Tal vez no sea muy sabio volver al blog con un post político tras unos meses de abandono terapéutico, recuperación anímica, y descanso, y tras un par de semanas frenéticas empastando lo que podría ser otro exilio laboral que me deje exhausto, repitiendo el ciclo.

Todo parece tener un eterno retorno, y de vuelta a este país, cada vez con menos relación con la narrativa de la recuperación, me encuentro con un gobierno socioliberal gobernando en minoría con el apoyo nacionalista en un momento de implosión del modelo territorial, y con la reticente y resignada connivencia de la izquierda, merced de la sentencia Gürtel que por fin ha cogido masa crítica para ser el Filesa o el Tangentopoli que merecía y arrastrar al gobierno a la oposición.

No es mi intención realizar un relato tan entusiasta como las crónicas de La Página Definitiva, devotos del Rajoyismo y admiradores del sanchismo, ironía mediante (No en Vano le llaman Vacío no por su falta de fondo, sino por su capacidad de lienzo en blanco de Malevich en donde proyectar…cualquier cosa). Su saga merece un repaso:

Nacimiento Político

Su primer pírrico duelo con la nueva vieja izquierda

Su primer Pactómetro postelectoral

Su primer postureo forzado por los barones coqueteando con C’s un gobierno imposible

Un perfil en dónde ya apuntaban hacia su mediocridad académica

La abstención a Rajoy que instó a la ruptura total con el susanismo y el PSOE “histórico”

Su poco transparente intento de perpetuarse como Secretario general y el linchamiento con saña de los susanistas, traiciones de colaboradores mediante, en noches de cuchillos largos. Enfrentamiento que se saldó con una salida en falso y el ascenso del capital simbólico de Sánchez como el último Rojo del socialismo.

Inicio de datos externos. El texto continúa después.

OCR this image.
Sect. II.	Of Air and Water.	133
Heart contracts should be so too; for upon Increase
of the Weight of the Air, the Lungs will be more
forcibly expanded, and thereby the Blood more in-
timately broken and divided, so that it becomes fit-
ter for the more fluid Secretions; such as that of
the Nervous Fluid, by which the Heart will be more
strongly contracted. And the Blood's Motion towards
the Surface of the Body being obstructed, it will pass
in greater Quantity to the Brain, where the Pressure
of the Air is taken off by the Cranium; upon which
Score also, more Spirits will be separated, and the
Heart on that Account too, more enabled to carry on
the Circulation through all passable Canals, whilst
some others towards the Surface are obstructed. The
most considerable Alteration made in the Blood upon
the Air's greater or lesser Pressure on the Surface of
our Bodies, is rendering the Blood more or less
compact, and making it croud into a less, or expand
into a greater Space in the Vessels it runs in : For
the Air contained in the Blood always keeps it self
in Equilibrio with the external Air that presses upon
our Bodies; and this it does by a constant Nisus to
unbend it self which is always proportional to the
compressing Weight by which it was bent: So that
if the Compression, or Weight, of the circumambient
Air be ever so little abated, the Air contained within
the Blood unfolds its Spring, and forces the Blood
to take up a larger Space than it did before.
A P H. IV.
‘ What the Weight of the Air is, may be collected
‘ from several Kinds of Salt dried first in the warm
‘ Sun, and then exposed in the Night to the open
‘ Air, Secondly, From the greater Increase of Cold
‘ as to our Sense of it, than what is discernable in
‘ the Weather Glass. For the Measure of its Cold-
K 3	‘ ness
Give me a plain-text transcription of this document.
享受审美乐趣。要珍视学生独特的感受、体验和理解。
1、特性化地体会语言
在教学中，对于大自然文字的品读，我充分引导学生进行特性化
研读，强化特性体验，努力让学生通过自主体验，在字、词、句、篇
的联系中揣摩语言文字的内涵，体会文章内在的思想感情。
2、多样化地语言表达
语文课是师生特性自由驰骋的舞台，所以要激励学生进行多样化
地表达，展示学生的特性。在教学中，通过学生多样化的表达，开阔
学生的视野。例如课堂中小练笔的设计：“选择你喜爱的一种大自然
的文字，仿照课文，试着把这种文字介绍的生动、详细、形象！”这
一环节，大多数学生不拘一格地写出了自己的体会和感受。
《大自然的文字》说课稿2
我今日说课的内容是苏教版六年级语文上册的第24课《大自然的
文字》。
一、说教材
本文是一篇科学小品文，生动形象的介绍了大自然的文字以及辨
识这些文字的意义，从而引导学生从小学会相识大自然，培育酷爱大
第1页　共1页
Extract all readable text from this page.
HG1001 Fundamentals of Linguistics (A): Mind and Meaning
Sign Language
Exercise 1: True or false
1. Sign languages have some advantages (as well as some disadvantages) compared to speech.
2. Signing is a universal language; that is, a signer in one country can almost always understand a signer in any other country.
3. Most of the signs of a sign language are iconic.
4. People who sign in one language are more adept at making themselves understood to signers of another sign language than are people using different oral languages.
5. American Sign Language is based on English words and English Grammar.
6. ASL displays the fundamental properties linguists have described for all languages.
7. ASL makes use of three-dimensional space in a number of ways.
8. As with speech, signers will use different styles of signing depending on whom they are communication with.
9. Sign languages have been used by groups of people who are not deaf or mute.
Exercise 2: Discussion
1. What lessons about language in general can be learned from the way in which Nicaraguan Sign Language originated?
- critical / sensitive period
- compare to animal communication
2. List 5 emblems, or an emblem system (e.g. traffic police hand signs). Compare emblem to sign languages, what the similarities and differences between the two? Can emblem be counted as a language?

El hombre que pactó con C’s.

El Retorno de Sánchez, dejando atrás denuncias como las de Salvados contra poderes fácticos, pernsa oficialista, IBEX y demás aliados naturales de su partido, en pos de un pacto de gobierno inverosímil.

Sánchez, Presidente por accidente.

Evidente, lo que más llama la atención es la capacidad para avanzar con los cuchillos clavados de sus correligionarios entre las costillas, desmantelar el relato centrista para vestirse de Largo Caballero resucitado, el más Rojo socialista antisistema, esencia de las bases, para asesinar su máscara a los cinco segundos de recuperar el órganico poder de manos temblorosas de lumbreras como “la máxima autoridad del PSOE, punto” y de animales políticos de guerras internas fajados y aconsejados cuando no arropados por ex-presidentes, como Susana. Tampoco es poca cosa purgar a su anterior equipo no dispuesto a acompañarle al exilio, al recuperar el cetro.

Quizá eso condicionara la formación de un gobierno hecho a golpe de márketing (Màxim Huerta el Breve, Duque, más márketing libre de impuestos), poca preparación (Montón), nula integridad (Delgado, la ministra que compadrea con la extorsión, el abuso a menores o el estupro), sectarismo y realpolitik (Borrell, Marlaska), debilidad (Planas y Ribera, con ministerios vacíos de contenido), tecnócratas impuestos por la UE (Calviño y Montero en lo económico, un perfil bajo como Maroto en Industria) o impotencia (Robles, nobles intenciones pacifistas, cero capacidad para llevarlas a cabo, mínima dignidad para dimitir) o sencillamente inoperantes e inútiles (Valerio en empleo, pero también Ábalos en Fomento, hombre que le cubre las espaldas en el partido, pero que no dispone de margen para construir nada).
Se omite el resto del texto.